Incidence and influential factors of postoperative pruritus in morphine-based intravenous patient-controlled analgesia.

Abstract

Background: Pruritus is a distressing symptom of systemic opioid analgesia that responds poorly to conventional anti-pruritus treatments. This study aimed to determine the incidence and risk factors for postoperative pruritus using intravenous patient-controlled analgesia (IV-PCA).

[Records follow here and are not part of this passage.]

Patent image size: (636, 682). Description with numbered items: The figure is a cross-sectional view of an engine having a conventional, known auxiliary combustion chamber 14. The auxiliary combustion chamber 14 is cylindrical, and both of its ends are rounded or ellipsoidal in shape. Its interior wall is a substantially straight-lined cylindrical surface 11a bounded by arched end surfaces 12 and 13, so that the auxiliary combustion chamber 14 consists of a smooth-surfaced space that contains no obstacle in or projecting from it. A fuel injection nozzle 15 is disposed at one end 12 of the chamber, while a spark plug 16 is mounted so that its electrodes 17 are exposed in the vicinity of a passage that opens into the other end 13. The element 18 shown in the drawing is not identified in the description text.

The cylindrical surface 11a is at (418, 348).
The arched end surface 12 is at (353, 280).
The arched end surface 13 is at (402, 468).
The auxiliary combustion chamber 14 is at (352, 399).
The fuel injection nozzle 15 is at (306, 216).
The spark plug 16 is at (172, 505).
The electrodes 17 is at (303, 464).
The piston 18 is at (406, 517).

Methods: Opioid-naïve patients who underwent morphine-based IV-PCA for postoperative pain at a tertiary center between January 1, 2020 and June 30, 2023, were included retrospectively. The primary outcome was pruritus within 72 hours after surgery. Cumulative morphine consumption and pain numerical rating scores were measured to evaluate the potential impact of pruritus on postoperative pain control.

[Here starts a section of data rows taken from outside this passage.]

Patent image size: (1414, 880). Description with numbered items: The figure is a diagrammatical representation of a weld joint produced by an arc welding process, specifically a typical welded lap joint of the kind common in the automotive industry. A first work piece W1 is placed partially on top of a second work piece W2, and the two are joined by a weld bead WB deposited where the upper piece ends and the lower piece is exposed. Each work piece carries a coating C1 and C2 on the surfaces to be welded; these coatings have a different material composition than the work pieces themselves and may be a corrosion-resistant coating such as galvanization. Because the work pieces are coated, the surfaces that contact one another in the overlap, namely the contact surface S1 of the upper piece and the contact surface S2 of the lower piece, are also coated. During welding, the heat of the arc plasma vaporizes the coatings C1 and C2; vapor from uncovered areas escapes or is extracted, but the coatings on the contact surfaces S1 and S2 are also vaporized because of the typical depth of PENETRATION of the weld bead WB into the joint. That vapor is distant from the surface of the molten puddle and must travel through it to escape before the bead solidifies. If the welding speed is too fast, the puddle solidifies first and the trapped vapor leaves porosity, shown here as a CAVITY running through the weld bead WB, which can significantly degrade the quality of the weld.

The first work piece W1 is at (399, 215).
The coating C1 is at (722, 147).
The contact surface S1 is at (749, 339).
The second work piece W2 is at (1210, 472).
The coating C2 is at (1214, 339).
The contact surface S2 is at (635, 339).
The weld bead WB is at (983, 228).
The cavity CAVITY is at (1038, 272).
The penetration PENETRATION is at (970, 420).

Results: A total of 1696 patients were enrolled, of whom 119 (7.0%) developed pruritus during the study period. Five independent factors for pruritus were identified, including intraoperative uses of hydroxyethyl starch solutions (adjusted odds ratio [aOR]: 0.13, 95% CI, 0.04-0.43), lockout interval of IV-PCA (aOR: 0.50, 95% CI, 0.27-0.94, on base-2 logarithmic scale), droperidol addition to morphine solutions (aOR: 0.53, 95% CI, 0.35-0.81), cumulative morphine dose (aOR: 1.76, 95% CI, 1.47-2.12, on base-2 logarithmic scale), and postoperative uses of antihistamines (aOR: 2.90, 95% CI, 1.83-4.60) (c-statistic = 0.745). Patients with pruritus had higher postoperative morphine consumption (median: 67.5 mg, interquartile range: 38.3-94.0 vs 38.0 mg, 21.0-65.4, p < 0.001) but similar pain intensity compared to those without pruritus.

Conclusion: Increasing the lockout interval and the droperidol regimen may protect patients from morphine-induced pruritus after IV-PCA. Further studies are warranted to clarify the mechanisms underlying the anti-pruritus effects of hydroxyethyl starch.